Les principaux problèmes du campus Belval sont structurels : premièrement, il s’agit d’une ville nouvelle décidée il y a deux décennies et installée sur une friche, où tout était à inventer, de l’urbanisme en passant par l’architecture jusqu’à son exploitation. Des erreurs ont été faites à ce stade par la société de viabilisation Agora, comme cet urbanisme géométrique brutal, sans véritable centre, qui s’avère aujourd’hui très désagréable, notamment à cause des couloirs de vent qui font qu’on n’a pas envie de rester à l’extérieur. (Les arbres pourraient aider à moyen terme.) Deuxièmement, l’État a chargé un établissement public, le Fonds Belval, de la construction de toutes les infrastructures publiques sur le site, notamment de la Cité des sciences, puis de leur exploitation, au lieu de les transférer à l’Uni.lu. (Ce que cette dernière aurait préféré.) C’est une décision politique, aussi dans l’espoir de pouvoir rentabiliser l’investissement en louant les bâtiments à des privés.
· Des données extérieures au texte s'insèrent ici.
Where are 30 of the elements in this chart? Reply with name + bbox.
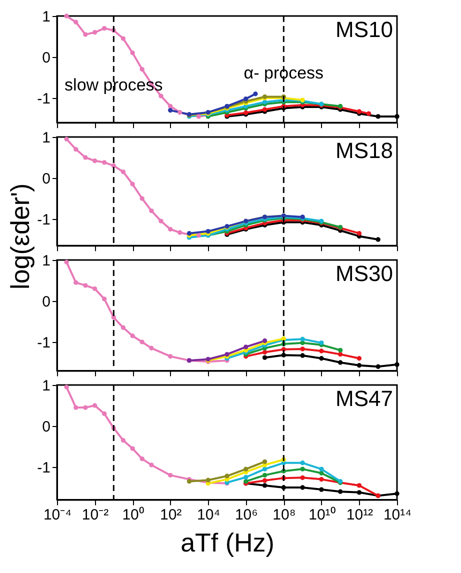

Mais cela alourdit au quotidien toutes les activités universitaires. Même si la bonne collaboration avec les Fonds Belval est soulignée par tout le monde, surtout pour la MAE. « Les locaux n’ont jamais été plus animés qu’avant l’été, pour le tournage de la série Bad Banks », s’amusent les étudiants de la CCSA, avant de regretter justement que tout ici soit « business oriented ». « Nous, ce qu’on demande, c’est qu’ils arrêtent de prendre des décisions à la place des étudiants », dit Soushy.
Or, les problèmes structurels sont aussi du côté des étudiants : peu nombreux, ils sont en plus extrêmement disparates. La moitié sont Luxembourgeois ou résidents et vivent la fac un peu comme une prolongation du lycée. En plus, c’est moins prestigieux de faire tous les jours un aller/retour en voiture ou en train de chez ses parents que de pouvoir impressionner les copains avec un fil Instagram d’images de Paris ou de Londres – donc l’Uni.lu est vécue comme un échec. Les étudiants luxembourgeois gardent souvent leurs vieilles habitudes et rentrent chez eux après le cours. Ensuite, il y a les internationaux, qui font preuve de degrés d’engagement différents pour la vie commune. Entre toutes ces différentes communautés, il manque souvent une cause à laquelle s’identifier. Et Francesco, Soushy et Martin de raconter ces collègues venus d’Inde ou du Tibet avec des économies réalisées par leurs familles durant des années et qui n’ont tout simplement pas les moyens de se payer un concert à la Rockhal ou une bière dans un bar luxembourgeois. Pour cela, l’ouverture de la bibliothèque universitaire, en accès libre et gratuite, jusqu’à 22 heures (et désormais même le week-end), fut un saut quantique. La vie étudiante à Belval avance à (tout) petits pas.